Les individus ne sont pas personnellement demandeurs, et l’atteinte des objectifs sera évaluée par des instances de contrôle (ces « autres » cités précédemment). Là où l’individu demandeur sera généralement motivé à mettre des choses en place pour modifier certains éléments de son existence qu’il juge problématiques, l’individu contraint aura souvent tendance à résister aux tentatives des intervenants d’amener un changement qu’il ne désire pas.

 

Ainsi, selon SERON et WITTEZAELE[6], lorsque je situe mon intervention dans l’aide et dans la contrainte, je m'’aventure, par définition, en plein cœur d’un paradoxe. En effet, lorsque j'aide la personne, je vais essayer de l’accompagner en respectant son rythme et ses objectifs à elle, sans la juger. Mais si l’attitude ou les comportements adoptés par cette personne rentrent en opposition avec certaines règles, valeurs, normes ou objectifs de l’institution et plus largement de la société, je peux chercher à susciter chez elle un changement qui ira dans le sens de ce qui est attendu par l’institution et plus largement par les politiques sociales.

 

 

 

[1] PASCAL, De l'autorité en matière de philosophie: de l'esprit géométrique entretien avec M. De Sacy, (1886).

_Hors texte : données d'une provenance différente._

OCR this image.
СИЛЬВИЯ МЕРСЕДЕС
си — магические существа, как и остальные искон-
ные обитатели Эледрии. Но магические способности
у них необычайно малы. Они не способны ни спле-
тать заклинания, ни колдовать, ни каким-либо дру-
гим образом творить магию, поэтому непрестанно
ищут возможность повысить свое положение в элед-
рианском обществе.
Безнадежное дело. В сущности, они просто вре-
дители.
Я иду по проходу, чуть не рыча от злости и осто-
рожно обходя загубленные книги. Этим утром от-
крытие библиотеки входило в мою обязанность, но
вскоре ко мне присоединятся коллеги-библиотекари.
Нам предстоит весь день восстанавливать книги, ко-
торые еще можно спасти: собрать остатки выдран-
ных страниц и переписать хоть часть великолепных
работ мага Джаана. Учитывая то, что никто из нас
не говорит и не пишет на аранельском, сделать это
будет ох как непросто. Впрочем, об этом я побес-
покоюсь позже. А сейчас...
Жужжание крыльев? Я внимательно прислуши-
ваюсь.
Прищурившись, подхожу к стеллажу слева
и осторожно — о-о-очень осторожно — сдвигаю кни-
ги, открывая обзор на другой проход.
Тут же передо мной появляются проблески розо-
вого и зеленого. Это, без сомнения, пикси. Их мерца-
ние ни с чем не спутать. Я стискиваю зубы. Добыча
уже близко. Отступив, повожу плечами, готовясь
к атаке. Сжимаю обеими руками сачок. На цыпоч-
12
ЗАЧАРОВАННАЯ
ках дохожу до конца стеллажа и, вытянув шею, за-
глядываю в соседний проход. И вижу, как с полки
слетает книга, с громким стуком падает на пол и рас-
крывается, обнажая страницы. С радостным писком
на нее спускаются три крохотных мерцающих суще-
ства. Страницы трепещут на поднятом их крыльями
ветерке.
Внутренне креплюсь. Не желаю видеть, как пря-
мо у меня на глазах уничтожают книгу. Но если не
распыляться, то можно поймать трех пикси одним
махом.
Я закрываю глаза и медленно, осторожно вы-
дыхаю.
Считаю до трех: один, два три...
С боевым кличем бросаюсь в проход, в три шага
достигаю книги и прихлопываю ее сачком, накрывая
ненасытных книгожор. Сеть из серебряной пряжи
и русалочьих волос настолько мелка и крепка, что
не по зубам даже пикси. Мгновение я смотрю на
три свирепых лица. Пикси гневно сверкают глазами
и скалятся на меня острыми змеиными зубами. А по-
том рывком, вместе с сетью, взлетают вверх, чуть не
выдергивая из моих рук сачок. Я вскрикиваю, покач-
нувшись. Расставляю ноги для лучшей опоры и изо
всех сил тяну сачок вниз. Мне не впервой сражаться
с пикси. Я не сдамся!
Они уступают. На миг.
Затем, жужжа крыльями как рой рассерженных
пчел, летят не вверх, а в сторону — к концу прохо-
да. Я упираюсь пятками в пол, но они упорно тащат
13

[2] MONTAIGNE, écrivain et philosophe de la Renaissance.

[3] FREUD, S., Malaise dans la culture, traduit de l’allemand par P. Cotet, R. Lainé, Paris : PUF, 1998 (1929).

[4] G. SERAPHIN, Agir sous contrainte : Etre « sous » tutelle ou curatelle dans la France contemporaine, l’Harmattan, Paris, 2001, p. 42.

[5] SZASZ, Essais sur la négation des valeurs humanistes dans la psychiatrie d’aujourd’hui. PUF, Paris, 1976, p. 255.

[6] Claude SERON et Jean-Jacques WITTEZAELE, Aide ou contrôle : L’intervention thérapeutique sous contrainte, 2009.